Nedumpara

Article 32, the very heart and soul of the Constitution, is dead. Is what remains a requiem?

Mathews J Nedumpara
2nd June 2026

  1. The title is undoubtedly sweeping and harsh. But in all humility, I believe I could not have expressed my anguish over the manner in which the Bombay High Court and the Supreme Court have dealt with the plea of slumdwellers protected under the Slum Act were treated.

2.The bare facts are that the Petitioners in WP (L) no 18105/2026 before the Bombay High Court are in occupation of the shanties set up in the Bandra railway station at least since 1995. A statutory eligibility document, namely, Annexure II to the Garib Nagar Bandra East, prepared by the Bandra Slum Authority discloses that Petitioner no. 1, one Mr. Khan at serial no. 231 has been in occupation prior to 1995. The Elector’s Photo Identity Card produced by Mr. Khan was produced as proof. The Petitioner no. 2, Mr. Sheikh also has given similar proof and has been accepted as a protected tenant (in occupation prior to 1995).

3.However, the
Western Railway, as part of the 5-day demolition drive reduced their shanties to rubble. The Railways in like manner demolished the shanties of hundreds of slumdwellers who are protected occupants in terms of the Slum Act. They approached the High Court immediately on coming to know of the demolition drive. They moved a praecipe for urgent hearing on 22.5.2026 in the morning pleading that their shanties would be demolished either on the same day or in a day or two. They sought for the matter to be heard at 3pm (production board). The Hon’ble Court declined but agreed to list the matter on 25th May. However, when the list of cases that were listed was published, it showed that plea for circulation was rejected. The denial of circulation led to the demolition of their shanties, so too that of hundreds of others, that too in the middle of the harsh summer. Their personal belongings including the books of their school going children were all destroyed.

4.The refusal of the High Court to even list their case for hearing in the face of the very roof over their head being demolished is a gross violation of their fundamental right to life.

  1. They rushed to the Supreme Court invoking Article 32, believing the words of Dr. B.R Ambedkar that Article 32 is the very heart and soul of our Constitution. The case was listed before a 3-judge bench headed by Justice Dipankar Dutta.
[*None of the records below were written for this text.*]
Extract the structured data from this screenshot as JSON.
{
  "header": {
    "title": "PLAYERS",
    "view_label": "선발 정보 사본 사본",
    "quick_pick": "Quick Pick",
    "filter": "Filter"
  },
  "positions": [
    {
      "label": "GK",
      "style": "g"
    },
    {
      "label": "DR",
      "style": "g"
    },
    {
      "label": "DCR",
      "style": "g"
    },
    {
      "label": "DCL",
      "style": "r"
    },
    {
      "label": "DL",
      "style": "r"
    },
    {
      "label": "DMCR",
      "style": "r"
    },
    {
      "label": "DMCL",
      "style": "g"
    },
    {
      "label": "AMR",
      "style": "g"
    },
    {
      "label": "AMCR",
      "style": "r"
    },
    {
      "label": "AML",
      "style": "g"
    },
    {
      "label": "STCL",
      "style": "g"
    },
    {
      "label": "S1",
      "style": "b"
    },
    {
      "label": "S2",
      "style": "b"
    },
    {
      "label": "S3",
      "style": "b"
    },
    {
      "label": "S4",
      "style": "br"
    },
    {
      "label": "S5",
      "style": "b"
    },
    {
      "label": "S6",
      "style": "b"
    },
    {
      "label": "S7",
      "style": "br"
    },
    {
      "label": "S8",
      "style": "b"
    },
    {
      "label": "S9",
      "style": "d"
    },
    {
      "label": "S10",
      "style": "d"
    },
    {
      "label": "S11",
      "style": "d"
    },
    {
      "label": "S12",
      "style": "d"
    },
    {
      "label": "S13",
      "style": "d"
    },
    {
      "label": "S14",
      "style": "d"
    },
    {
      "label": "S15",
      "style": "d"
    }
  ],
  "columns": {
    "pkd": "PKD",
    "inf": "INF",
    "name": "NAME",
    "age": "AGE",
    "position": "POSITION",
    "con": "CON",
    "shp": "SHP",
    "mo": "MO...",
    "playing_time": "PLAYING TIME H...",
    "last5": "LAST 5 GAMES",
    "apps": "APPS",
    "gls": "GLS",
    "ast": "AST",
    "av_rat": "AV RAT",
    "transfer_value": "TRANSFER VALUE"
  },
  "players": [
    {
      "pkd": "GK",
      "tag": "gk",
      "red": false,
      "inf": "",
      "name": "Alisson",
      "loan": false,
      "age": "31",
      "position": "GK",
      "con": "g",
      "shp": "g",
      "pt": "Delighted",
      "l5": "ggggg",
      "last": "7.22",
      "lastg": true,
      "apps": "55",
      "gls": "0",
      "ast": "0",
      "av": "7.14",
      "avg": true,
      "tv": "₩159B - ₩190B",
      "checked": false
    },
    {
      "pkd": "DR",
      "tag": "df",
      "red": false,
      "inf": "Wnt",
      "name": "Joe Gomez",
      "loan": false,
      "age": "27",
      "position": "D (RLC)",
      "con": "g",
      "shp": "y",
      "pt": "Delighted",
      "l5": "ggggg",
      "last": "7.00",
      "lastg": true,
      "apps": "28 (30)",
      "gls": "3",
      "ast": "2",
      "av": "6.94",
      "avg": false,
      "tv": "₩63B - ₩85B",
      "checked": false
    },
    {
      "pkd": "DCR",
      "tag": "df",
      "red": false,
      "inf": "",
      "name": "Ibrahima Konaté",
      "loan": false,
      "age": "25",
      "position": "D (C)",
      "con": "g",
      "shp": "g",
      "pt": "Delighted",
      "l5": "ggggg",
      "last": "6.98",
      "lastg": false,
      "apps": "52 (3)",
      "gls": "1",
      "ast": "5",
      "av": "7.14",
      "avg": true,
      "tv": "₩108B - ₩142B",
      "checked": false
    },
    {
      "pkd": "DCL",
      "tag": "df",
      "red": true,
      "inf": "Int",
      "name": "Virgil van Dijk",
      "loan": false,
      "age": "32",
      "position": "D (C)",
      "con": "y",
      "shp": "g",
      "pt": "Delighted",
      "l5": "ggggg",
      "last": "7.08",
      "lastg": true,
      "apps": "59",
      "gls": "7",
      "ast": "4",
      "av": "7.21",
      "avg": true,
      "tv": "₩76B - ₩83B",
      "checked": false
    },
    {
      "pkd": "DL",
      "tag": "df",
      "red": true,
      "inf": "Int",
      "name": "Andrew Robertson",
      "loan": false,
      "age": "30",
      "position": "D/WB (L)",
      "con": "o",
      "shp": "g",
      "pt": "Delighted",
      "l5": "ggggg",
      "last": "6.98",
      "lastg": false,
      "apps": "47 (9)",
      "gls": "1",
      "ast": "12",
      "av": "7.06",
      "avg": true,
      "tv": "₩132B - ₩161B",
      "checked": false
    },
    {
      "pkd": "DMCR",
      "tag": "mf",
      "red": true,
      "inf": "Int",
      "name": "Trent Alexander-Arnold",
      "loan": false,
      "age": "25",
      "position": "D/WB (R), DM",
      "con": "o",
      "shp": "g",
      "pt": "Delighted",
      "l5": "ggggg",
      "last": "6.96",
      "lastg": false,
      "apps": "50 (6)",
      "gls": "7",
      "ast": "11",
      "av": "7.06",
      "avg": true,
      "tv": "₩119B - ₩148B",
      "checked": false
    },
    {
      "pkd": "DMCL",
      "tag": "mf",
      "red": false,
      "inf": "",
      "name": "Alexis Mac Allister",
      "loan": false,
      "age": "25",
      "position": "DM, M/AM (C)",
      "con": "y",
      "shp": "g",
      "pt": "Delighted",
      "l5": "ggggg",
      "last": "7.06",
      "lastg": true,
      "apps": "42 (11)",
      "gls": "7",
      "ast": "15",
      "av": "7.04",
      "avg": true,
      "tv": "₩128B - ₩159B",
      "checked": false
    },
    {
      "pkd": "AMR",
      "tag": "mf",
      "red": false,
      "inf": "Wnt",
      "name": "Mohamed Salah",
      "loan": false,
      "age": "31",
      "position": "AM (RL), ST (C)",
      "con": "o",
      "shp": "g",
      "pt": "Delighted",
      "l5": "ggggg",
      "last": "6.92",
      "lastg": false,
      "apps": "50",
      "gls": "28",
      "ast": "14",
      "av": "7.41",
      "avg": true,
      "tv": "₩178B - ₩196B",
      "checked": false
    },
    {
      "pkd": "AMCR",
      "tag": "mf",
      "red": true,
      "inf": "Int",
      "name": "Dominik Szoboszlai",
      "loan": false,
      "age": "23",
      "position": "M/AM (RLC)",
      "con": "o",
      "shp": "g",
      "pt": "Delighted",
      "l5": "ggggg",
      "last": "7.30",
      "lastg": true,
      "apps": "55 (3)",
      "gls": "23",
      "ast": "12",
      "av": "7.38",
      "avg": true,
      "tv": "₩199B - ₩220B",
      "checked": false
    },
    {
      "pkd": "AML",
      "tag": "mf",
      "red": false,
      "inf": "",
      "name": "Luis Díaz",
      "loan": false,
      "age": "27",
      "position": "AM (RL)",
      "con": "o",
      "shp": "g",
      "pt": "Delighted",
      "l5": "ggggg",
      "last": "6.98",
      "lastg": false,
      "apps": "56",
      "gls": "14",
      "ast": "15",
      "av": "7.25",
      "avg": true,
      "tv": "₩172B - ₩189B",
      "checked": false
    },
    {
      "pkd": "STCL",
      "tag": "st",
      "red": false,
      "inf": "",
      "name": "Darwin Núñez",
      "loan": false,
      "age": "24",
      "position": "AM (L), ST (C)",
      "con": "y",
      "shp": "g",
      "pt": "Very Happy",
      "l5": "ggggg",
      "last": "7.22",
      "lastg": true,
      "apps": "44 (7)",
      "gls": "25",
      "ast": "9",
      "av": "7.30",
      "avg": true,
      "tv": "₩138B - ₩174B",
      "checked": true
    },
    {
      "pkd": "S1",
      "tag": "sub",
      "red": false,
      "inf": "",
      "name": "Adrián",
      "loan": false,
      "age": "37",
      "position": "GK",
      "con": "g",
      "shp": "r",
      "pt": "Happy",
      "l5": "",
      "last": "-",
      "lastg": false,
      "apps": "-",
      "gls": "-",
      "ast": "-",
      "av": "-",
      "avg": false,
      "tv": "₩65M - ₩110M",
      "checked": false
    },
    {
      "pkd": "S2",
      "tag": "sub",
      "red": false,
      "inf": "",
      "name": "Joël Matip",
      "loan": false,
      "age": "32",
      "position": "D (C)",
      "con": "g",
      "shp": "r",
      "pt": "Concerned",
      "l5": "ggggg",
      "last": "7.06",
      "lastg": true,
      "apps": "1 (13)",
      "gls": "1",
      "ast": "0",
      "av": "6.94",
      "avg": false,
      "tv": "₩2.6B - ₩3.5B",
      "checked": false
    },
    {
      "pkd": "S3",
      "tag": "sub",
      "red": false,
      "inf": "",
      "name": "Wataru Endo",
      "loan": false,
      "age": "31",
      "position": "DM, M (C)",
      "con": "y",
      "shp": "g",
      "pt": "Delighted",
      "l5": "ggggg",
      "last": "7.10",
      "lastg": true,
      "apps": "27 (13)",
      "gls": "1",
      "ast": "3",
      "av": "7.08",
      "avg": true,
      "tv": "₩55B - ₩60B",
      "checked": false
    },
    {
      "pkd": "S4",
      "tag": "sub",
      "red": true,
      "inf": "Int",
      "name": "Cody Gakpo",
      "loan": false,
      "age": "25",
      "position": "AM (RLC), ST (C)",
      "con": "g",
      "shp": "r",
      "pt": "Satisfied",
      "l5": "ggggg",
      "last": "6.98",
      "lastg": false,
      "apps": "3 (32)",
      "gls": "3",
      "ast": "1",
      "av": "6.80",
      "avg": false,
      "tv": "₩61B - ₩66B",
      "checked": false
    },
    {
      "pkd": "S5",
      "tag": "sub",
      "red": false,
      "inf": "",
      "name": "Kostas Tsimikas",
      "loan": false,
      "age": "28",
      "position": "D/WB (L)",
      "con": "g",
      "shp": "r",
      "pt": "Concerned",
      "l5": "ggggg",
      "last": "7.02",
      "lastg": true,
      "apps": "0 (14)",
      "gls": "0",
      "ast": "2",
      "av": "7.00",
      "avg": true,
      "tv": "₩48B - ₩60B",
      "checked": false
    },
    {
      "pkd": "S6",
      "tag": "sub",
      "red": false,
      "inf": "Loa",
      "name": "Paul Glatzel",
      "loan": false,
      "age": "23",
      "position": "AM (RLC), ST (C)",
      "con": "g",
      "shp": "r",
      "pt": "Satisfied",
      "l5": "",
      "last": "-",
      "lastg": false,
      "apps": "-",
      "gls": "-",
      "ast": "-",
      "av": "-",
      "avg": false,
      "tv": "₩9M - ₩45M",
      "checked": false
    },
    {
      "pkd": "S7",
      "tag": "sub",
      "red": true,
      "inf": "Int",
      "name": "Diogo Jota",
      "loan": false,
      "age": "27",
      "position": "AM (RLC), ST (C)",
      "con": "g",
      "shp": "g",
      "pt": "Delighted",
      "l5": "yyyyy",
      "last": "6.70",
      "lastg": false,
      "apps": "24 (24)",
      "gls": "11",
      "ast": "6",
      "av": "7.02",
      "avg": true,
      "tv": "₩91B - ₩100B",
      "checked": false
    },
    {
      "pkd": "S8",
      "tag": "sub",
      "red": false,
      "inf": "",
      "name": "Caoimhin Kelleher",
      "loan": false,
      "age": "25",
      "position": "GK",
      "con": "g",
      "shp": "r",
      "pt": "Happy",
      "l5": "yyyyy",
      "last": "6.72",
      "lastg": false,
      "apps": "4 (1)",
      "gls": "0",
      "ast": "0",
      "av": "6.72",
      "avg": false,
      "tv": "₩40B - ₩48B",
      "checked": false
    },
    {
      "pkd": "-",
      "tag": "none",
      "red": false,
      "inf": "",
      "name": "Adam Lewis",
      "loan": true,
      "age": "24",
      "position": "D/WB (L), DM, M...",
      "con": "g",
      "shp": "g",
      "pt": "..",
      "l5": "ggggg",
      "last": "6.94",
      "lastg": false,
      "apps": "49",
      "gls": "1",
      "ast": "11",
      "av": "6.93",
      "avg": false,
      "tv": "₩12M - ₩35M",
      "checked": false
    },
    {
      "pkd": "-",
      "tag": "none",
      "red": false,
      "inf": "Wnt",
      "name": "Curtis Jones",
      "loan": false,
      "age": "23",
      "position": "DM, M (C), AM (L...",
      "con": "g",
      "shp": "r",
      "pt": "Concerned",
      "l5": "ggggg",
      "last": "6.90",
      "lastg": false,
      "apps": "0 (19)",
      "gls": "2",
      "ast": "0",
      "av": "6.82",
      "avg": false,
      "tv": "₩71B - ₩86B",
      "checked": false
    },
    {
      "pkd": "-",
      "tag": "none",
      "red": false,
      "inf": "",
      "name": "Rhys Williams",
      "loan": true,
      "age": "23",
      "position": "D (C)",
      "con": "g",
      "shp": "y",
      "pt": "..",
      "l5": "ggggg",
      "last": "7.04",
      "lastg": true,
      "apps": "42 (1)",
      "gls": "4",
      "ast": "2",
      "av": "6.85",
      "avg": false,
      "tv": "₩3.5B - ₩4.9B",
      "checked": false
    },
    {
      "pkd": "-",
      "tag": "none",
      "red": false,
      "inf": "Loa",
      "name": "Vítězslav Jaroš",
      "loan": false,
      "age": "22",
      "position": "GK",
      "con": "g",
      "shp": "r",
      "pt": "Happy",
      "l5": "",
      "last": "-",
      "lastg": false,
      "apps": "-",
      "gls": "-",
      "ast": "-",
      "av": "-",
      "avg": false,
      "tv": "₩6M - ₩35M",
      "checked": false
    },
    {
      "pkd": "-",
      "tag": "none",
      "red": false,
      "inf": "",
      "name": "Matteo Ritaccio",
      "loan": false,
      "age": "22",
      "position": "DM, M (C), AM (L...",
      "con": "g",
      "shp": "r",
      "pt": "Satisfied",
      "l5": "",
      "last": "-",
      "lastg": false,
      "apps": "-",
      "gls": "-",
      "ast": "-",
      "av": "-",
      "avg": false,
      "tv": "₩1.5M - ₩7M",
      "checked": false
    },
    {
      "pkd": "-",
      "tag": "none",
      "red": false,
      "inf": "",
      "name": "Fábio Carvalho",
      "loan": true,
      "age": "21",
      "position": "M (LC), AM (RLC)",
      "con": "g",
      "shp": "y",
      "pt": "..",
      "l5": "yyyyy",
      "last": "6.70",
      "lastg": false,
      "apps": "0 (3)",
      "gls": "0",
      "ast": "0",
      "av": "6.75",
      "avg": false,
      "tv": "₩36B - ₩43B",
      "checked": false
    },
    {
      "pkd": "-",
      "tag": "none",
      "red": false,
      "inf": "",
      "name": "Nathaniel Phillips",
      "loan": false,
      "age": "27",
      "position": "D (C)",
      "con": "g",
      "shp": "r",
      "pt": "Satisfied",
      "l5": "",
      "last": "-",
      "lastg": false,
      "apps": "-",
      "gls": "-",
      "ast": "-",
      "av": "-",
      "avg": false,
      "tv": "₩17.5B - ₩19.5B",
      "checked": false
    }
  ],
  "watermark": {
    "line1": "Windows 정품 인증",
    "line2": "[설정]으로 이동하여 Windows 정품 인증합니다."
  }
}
6.The Court failed to appreciate the fact that they had come to the Supreme Court because the High Court has shut its doors in their face only because they are poor in the face of their very homes, the little roof over their heads, being demolished.

7.They are not illegal slumdwellers. They are protected occupants whose entitlement was recognized by the authorities. Their shanties can be demolished. The Railways can secure back the plot which the slumdwellers were occupying. The law permits it. But that cannot be done without providing them alternative accommodation. Even if they are assumed to not be ‘protected tenants, they still are human beings, ‘little Indians’ to borrow an expression from the legendary Krishna Iyer.

8.Can people be blamed for saying that the Supreme Court does not have time to hear the poor, the common litigants and that it has all the time to hear a few select lawyers on fancy non-issues. The Sabarimala hearing alone took 16 days. A 9-judge bench was constituted to hear an issue where there were no real aggrieved party, dismantling 5 courts which would have heard hundreds of cases like that of the slumdwellers.

9.I can only hope that the Court will introspect and correct itself, for what is at stake is the very lives and livelihood of poor people. We have a duty in helping them in whatever manner possible.